Water efficiency projects offer regions opportunities to transition to future conditions, add to regional economies, and increase the resilience of rural businesses and communities.
The Goulburn Murray Irrigation District, as one of the oldest established irrigation regions, has many strengths including well-established processing, marketing and transport infrastructure.
These significant assets, together with well-established complementary industries, highly competent management and a capable workforce, make our region the envy of the basin.
One of the greatest risks our region faces is the failure of industries and irrigators to transition to contemporary and emerging management models that are a necessary adjustment to changing climatic conditions, water availability and industry competition.
This phase of change will take place one way or other as industries are forced to address climatic conditions, water availability and, in some cases, generational change.
Rather than defending current management practices and models our region should take the opportunity offered by the basin plan implementation to transition our farms and industries for the future.
An example of this opportunity has been the Connections project. This program, made possible the injection of $2billion into the GMID to transition an antiquated run-down irrigation supply system into an efficient system capable of servicing our region into the future.
Now is the time to promote on-farm efficiency and adaptation rather than just ‘‘let it happen’’ and have water continue to trade downstream to more efficient, productive and competitive industries.

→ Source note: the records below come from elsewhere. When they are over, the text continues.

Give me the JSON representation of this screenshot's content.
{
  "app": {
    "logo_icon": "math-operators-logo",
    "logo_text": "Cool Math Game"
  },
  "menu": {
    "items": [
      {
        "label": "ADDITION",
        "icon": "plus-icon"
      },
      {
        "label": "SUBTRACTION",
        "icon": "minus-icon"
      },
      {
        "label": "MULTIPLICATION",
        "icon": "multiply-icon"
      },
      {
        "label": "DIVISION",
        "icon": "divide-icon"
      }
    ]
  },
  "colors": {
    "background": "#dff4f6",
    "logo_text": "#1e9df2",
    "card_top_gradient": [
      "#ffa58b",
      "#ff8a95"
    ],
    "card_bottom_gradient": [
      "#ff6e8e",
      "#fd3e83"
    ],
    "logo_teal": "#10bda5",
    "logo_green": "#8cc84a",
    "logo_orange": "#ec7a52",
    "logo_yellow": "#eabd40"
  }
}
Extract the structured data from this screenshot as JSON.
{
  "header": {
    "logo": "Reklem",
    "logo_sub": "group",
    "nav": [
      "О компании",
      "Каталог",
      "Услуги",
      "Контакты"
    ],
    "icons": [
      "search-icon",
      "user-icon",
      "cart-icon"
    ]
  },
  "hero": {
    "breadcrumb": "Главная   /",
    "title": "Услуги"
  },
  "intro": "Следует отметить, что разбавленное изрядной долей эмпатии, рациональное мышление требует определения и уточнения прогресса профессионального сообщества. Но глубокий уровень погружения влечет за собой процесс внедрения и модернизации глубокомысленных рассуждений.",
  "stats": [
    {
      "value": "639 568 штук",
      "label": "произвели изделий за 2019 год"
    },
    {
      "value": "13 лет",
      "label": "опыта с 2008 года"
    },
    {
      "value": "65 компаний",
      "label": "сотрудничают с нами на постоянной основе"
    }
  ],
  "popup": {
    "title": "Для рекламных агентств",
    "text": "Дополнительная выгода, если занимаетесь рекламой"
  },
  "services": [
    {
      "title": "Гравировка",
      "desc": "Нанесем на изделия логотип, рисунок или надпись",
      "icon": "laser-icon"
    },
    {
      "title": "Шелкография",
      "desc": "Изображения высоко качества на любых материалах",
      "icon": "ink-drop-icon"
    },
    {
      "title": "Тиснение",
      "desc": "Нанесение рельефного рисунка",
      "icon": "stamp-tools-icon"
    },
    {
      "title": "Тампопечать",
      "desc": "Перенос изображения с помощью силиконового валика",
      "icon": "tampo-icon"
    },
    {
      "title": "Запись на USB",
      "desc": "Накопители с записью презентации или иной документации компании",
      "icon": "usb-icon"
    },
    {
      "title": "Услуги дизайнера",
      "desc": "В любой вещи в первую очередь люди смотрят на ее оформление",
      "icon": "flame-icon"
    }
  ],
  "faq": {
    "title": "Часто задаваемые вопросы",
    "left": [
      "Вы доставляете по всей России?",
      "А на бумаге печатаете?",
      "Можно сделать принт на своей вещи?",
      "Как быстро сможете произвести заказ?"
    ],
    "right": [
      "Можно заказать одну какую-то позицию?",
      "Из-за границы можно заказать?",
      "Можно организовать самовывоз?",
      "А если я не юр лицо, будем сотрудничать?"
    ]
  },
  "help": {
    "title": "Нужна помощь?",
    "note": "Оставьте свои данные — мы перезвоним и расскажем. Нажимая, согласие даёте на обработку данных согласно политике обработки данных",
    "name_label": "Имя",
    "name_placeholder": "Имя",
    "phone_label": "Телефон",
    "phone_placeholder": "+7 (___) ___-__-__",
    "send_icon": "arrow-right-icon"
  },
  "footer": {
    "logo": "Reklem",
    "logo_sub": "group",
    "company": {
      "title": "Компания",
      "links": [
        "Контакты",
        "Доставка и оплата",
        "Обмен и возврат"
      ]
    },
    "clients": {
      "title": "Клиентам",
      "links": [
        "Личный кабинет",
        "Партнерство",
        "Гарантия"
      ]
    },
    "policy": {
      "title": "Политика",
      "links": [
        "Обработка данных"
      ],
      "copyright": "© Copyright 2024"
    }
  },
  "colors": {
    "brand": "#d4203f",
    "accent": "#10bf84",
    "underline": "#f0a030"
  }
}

On-farm efficiency programs have in the past decade played a vital role in assisting adaptation to changed conditions with many successful examples in the dairy and cropping industries.
Those concerned that on-farm programs will see water taken from our region should consider the alternative: unsustainable and unviable irrigation businesses selling water downstream to more profitable competitors as they close up shop.
GV Environment Group president
and Environmental Farmers Network
water resources spokesperson
Two days’ notice for meeting is not good enough
The arrogance of the organisers of a Murray-Darling Basin Plan ‘consultation’ meeting has even surprised me this time, asking farmers and irrigators to make comments and submissions living in the Shepparton area with less than two days’ notice of a meeting.
This meeting MUST be moved to a date that gives at least two weeks’ notice.
Do the public servants think that farmers /irrigators and all the other interested parties have nothing else to do but can drop everything at two days’ notice?
Obviously they must have easier jobs than the rest of us.